Tuesday, December 11, 2007



A History of Violence



In a series of lectures at the College de France in the 1970s, Foucault put forward the interesting hypothesis that history is actually the history of violence. According to Foucault, the history of every constitution retains evidence of every civil upheaval and war that has affected the state in question. Foucault was particularly making a point about the French constitution including, of course, the fundamental changes brought in by the revolution of 1789. However, most influence was always felt from the LAST war or civil upheaval.

This is a thought-provoking hypothesis. It can certainly be applied to European power relationships after the Second World War, with the division of Europe into two hostile camps reflecting the reality of a world controlled by the two new superpowers, America and the USSR. The constitutions of the Eastern Bloc countries, for example, clearly reflected the reality of the USSR's victory over fascist Germany, while the democracies that won the war were free to shape or develop their constitutions as they liked. The instance of Japan is instructive: after losing the war and suffering the devastation caused by the dropping of two atomic bombs, the Japanese gave up on their own world view completely and committed themselves to imitating the American model: even to the point where in many areas they surpassed the original.

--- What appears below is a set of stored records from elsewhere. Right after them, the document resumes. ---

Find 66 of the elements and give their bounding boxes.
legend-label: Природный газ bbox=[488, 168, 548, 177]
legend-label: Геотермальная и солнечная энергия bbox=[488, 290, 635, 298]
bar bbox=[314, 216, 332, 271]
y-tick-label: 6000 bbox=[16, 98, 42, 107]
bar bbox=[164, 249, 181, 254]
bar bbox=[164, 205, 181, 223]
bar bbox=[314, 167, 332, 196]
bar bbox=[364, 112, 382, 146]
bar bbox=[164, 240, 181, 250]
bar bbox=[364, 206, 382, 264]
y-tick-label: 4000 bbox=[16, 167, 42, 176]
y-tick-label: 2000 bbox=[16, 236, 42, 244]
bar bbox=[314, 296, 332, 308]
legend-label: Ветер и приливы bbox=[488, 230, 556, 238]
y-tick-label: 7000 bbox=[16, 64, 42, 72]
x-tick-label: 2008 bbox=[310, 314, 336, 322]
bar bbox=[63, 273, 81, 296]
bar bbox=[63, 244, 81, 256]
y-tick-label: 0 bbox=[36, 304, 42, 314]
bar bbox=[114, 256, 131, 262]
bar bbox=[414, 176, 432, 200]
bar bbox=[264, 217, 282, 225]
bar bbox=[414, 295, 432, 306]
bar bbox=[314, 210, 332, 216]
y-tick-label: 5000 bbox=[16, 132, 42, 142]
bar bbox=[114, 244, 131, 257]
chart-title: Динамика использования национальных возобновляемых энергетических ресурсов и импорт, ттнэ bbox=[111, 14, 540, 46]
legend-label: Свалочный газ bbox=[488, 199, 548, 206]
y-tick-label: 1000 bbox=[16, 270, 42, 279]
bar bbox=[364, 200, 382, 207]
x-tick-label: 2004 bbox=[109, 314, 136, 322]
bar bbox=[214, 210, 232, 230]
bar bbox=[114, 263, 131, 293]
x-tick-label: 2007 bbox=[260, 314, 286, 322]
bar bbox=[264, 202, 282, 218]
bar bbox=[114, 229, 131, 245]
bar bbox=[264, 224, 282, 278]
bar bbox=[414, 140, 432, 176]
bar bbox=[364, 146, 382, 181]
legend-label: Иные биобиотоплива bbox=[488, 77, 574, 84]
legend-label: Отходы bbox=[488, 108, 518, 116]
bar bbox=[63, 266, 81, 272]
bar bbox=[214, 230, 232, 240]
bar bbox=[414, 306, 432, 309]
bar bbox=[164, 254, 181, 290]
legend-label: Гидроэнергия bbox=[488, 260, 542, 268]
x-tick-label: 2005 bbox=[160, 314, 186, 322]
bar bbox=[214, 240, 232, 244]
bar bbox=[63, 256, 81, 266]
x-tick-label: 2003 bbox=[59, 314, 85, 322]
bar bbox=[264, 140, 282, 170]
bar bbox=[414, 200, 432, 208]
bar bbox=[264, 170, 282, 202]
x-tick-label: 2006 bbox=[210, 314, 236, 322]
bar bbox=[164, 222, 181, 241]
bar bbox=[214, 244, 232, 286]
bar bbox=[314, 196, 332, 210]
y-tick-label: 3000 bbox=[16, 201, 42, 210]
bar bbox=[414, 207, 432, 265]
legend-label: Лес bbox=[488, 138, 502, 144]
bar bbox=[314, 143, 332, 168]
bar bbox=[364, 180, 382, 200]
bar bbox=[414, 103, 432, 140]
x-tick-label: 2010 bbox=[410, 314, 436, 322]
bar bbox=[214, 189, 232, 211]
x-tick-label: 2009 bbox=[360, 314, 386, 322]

Foucault's ideas on history and violence are as relevant today as ever. It is interesting to note that we do not enjoy democratic privileges due to some divine decree: rather, they are the product of successful wars and civil struggles. On the other hand, it can also be said that these same privileges have come about, to a large extent, as the result of successful violence.

3 Comments:

Anonymous foo-the-colt said...

Is this a discourse?

11:20 AM  
Blogger pluto85 said...

Foucault was right!

1:13 PM  
Blogger Medway said...

Which is why Cromwell and his Roundheads are British heroes. Democracy wasn't granted easily, it had to be fought for.